I notice that I often do things I later regret, but then still later after that I realize how I have gotten over it and risen above those regretful or embarrassed/worried feelings. Parts of my mind or emotions harden against it, I gain new degrees of freedom. Which usually means that I refine my actions in order to avoid doing exactly the same things, but instead continue those actions in more precisely vectored ways. This achieves a couple of things, 1) it narrows lines of attack or approach asymptotically closer to the relevant truths, making them more invulnerable, and 2) it avoids and also justifies those past feelings of guilt/shame/anxiety. That is when I realize how those feelings were a driving force of realization pushing me to the later refinements.
I suppose this is a bit analogous to weigh lifting. You force your muscles to bear the stress of heavy things that cause the muscle fibers to tear. Then later those same muscle fibers heal back up and become even more extensive and closely knit. Only you shouldn’t actually experience pain while working out, physically anyway. So is the analogous “mental or emotional working out” the same, is pain really a sign to stop doing it?
In all honesty I am not sure. I can see it from both sides. I think for some people and/or in some situations it would be correct to say that the pain of the mental or emotional experience is indeed a sign of “hey this is bad, don’t do that again” and simply indicates a need to avoid. However, I can also see how these pains are sitting atop something else, other layers of meaning and causality that are tectonically linked upward into physical behaviors and our awareness of consequences as well as proprioceptive self-awareness of our bodies and minds, the whole apparatus of what we call feelings from the more baseline physiological changes which in sum lead to the subjective experience of those feelings qua feeling, or qua emotionality (emotions per se are a bit trickier because more complex and layered into/through meaning as quasi-phenomenological entities, but I digress. The point still stands here regardless).

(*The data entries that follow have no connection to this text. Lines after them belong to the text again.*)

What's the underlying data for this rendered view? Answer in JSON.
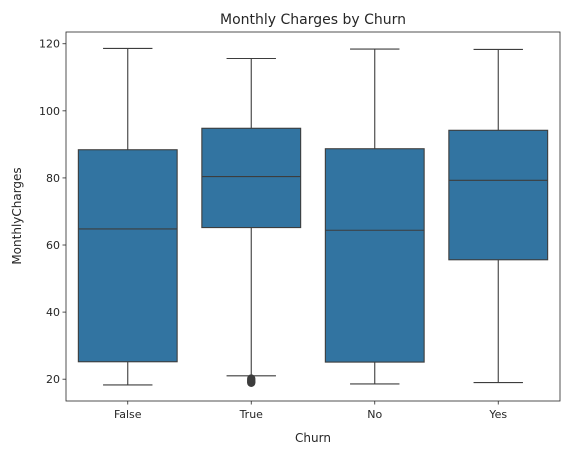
{
  "chart_data": {
    "type": "box",
    "title": "Monthly Charges by Churn",
    "xlabel": "Churn",
    "ylabel": "MonthlyCharges",
    "categories": [
      "False",
      "True",
      "No",
      "Yes"
    ],
    "ylim": [
      13.5,
      123.5
    ],
    "yticks": [
      20,
      40,
      60,
      80,
      100,
      120
    ],
    "grid": false,
    "box_color": "#3274a1",
    "line_color": "#3d3d3d",
    "boxes": [
      {
        "category": "False",
        "whisker_low": 18.3,
        "q1": 25.2,
        "median": 64.8,
        "q3": 88.4,
        "whisker_high": 118.6,
        "outliers": []
      },
      {
        "category": "True",
        "whisker_low": 21.0,
        "q1": 65.2,
        "median": 80.4,
        "q3": 94.8,
        "whisker_high": 115.6,
        "outliers": [
          18.9,
          19.1,
          19.3,
          19.6,
          19.9,
          20.2
        ]
      },
      {
        "category": "No",
        "whisker_low": 18.6,
        "q1": 25.1,
        "median": 64.4,
        "q3": 88.7,
        "whisker_high": 118.4,
        "outliers": []
      },
      {
        "category": "Yes",
        "whisker_low": 19.0,
        "q1": 55.6,
        "median": 79.3,
        "q3": 94.2,
        "whisker_high": 118.3,
        "outliers": []
      }
    ]
  }
}
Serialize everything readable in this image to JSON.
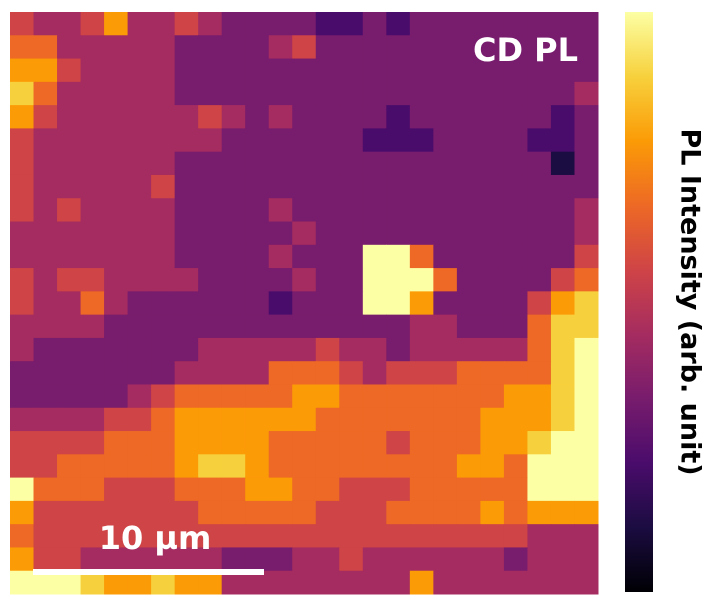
{
  "chart_data": {
    "type": "heatmap",
    "title": "CD PL",
    "colorbar_label": "PL Intensity (arb. unit)",
    "scalebar_label": "10 µm",
    "colormap": "inferno",
    "zlim": [
      0,
      9
    ],
    "values": [
      [
        5,
        4,
        4,
        5,
        7,
        4,
        4,
        5,
        4,
        3,
        3,
        3,
        3,
        2,
        2,
        3,
        2,
        3,
        3,
        3,
        3,
        3,
        3,
        3,
        3
      ],
      [
        6,
        6,
        4,
        4,
        4,
        4,
        4,
        3,
        3,
        3,
        3,
        4,
        5,
        3,
        3,
        3,
        3,
        3,
        3,
        3,
        3,
        3,
        3,
        3,
        3
      ],
      [
        7,
        7,
        5,
        4,
        4,
        4,
        4,
        3,
        3,
        3,
        3,
        3,
        3,
        3,
        3,
        3,
        3,
        3,
        3,
        3,
        3,
        3,
        3,
        3,
        3
      ],
      [
        8,
        6,
        4,
        4,
        4,
        4,
        4,
        3,
        3,
        3,
        3,
        3,
        3,
        3,
        3,
        3,
        3,
        3,
        3,
        3,
        3,
        3,
        3,
        3,
        4
      ],
      [
        7,
        5,
        4,
        4,
        4,
        4,
        4,
        4,
        5,
        4,
        3,
        4,
        3,
        3,
        3,
        3,
        2,
        3,
        3,
        3,
        3,
        3,
        3,
        2,
        3
      ],
      [
        5,
        4,
        4,
        4,
        4,
        4,
        4,
        4,
        4,
        3,
        3,
        3,
        3,
        3,
        3,
        2,
        2,
        2,
        3,
        3,
        3,
        3,
        2,
        2,
        3
      ],
      [
        5,
        4,
        4,
        4,
        4,
        4,
        4,
        3,
        3,
        3,
        3,
        3,
        3,
        3,
        3,
        3,
        3,
        3,
        3,
        3,
        3,
        3,
        3,
        1,
        3
      ],
      [
        5,
        4,
        4,
        4,
        4,
        4,
        5,
        3,
        3,
        3,
        3,
        3,
        3,
        3,
        3,
        3,
        3,
        3,
        3,
        3,
        3,
        3,
        3,
        3,
        3
      ],
      [
        5,
        4,
        5,
        4,
        4,
        4,
        4,
        3,
        3,
        3,
        3,
        4,
        3,
        3,
        3,
        3,
        3,
        3,
        3,
        3,
        3,
        3,
        3,
        3,
        4
      ],
      [
        4,
        4,
        4,
        4,
        4,
        4,
        4,
        3,
        3,
        3,
        3,
        3,
        4,
        3,
        3,
        3,
        3,
        3,
        3,
        3,
        3,
        3,
        3,
        3,
        4
      ],
      [
        4,
        4,
        4,
        4,
        4,
        4,
        4,
        3,
        3,
        3,
        3,
        4,
        3,
        3,
        3,
        9,
        9,
        6,
        3,
        3,
        3,
        3,
        3,
        3,
        5
      ],
      [
        5,
        4,
        5,
        5,
        4,
        4,
        4,
        4,
        3,
        3,
        3,
        3,
        4,
        3,
        3,
        9,
        9,
        9,
        6,
        3,
        3,
        3,
        3,
        5,
        6
      ],
      [
        5,
        4,
        4,
        6,
        4,
        3,
        3,
        3,
        3,
        3,
        3,
        2,
        3,
        3,
        3,
        9,
        9,
        7,
        3,
        3,
        3,
        3,
        5,
        7,
        8
      ],
      [
        4,
        4,
        4,
        4,
        3,
        3,
        3,
        3,
        3,
        3,
        3,
        3,
        3,
        3,
        3,
        3,
        3,
        4,
        4,
        3,
        3,
        3,
        6,
        8,
        8
      ],
      [
        4,
        3,
        3,
        3,
        3,
        3,
        3,
        3,
        4,
        4,
        4,
        4,
        4,
        5,
        4,
        4,
        3,
        4,
        4,
        4,
        4,
        4,
        6,
        8,
        9
      ],
      [
        3,
        3,
        3,
        3,
        3,
        3,
        3,
        4,
        4,
        4,
        4,
        6,
        6,
        6,
        5,
        4,
        5,
        5,
        5,
        6,
        6,
        6,
        6,
        8,
        9
      ],
      [
        3,
        3,
        3,
        3,
        3,
        4,
        5,
        6,
        6,
        6,
        6,
        6,
        7,
        7,
        6,
        6,
        6,
        6,
        6,
        6,
        6,
        7,
        7,
        8,
        9
      ],
      [
        4,
        4,
        4,
        4,
        5,
        5,
        6,
        7,
        7,
        7,
        7,
        7,
        7,
        6,
        6,
        6,
        6,
        6,
        6,
        6,
        7,
        7,
        7,
        8,
        9
      ],
      [
        5,
        5,
        5,
        5,
        6,
        6,
        6,
        7,
        7,
        7,
        7,
        6,
        6,
        6,
        6,
        6,
        5,
        6,
        6,
        6,
        7,
        7,
        8,
        9,
        9
      ],
      [
        5,
        5,
        6,
        6,
        6,
        6,
        6,
        7,
        8,
        8,
        7,
        6,
        6,
        6,
        6,
        6,
        6,
        6,
        6,
        7,
        7,
        6,
        9,
        9,
        9
      ],
      [
        9,
        6,
        6,
        6,
        5,
        5,
        5,
        6,
        6,
        6,
        7,
        7,
        6,
        6,
        5,
        5,
        5,
        6,
        6,
        6,
        6,
        6,
        9,
        9,
        9
      ],
      [
        7,
        5,
        5,
        5,
        5,
        5,
        5,
        5,
        6,
        6,
        6,
        6,
        6,
        5,
        5,
        5,
        6,
        6,
        6,
        6,
        7,
        6,
        7,
        7,
        7
      ],
      [
        6,
        5,
        5,
        5,
        5,
        5,
        5,
        5,
        5,
        5,
        5,
        5,
        5,
        5,
        5,
        5,
        5,
        5,
        5,
        5,
        5,
        5,
        4,
        4,
        4
      ],
      [
        7,
        5,
        5,
        4,
        4,
        4,
        4,
        4,
        4,
        3,
        3,
        3,
        4,
        4,
        5,
        4,
        4,
        4,
        4,
        4,
        4,
        3,
        4,
        4,
        4
      ],
      [
        9,
        9,
        9,
        8,
        7,
        7,
        8,
        7,
        7,
        4,
        4,
        4,
        4,
        4,
        4,
        4,
        4,
        7,
        4,
        4,
        4,
        4,
        4,
        4,
        4
      ]
    ]
  }
}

So which path or method do you prefer? Do you merely avoid experiences of psychological pain, what I might call the good and ethically healthy approach, or do you find yourself somehow drawn into doing things or being in situations that lead to these sort of painful experiences over and over and in such ways as YOU yourself are experienced as the cause of this, therefore the associated pain is self-located and generates certain kinds of feelings (guilt, shame, anger, anxiety, regret, loss, sadness, loneliness, etc. etc.)? What kinds of psychological pains do you most often experience and how do you tolerate them? This is a primarily philosophical question considering the nature of the self, subjectivity and phenomenological meaning embedded in, through and as the partial physiological templates and accumulated organic changes-responses that constitute that given part of the underlying framework of what we come to think of and experience as our ‘consciousness’ or sense of self/personal life and being/“I”. At least on the level of the sensate or even qualitative, qualia-based distillations of the various meanings which we experience in our more raw or immediate/unmediated moments of awareness. Sort of like the average-everydayness or normalcy-trending/normalcy-tracking concept that some philosophers like to use.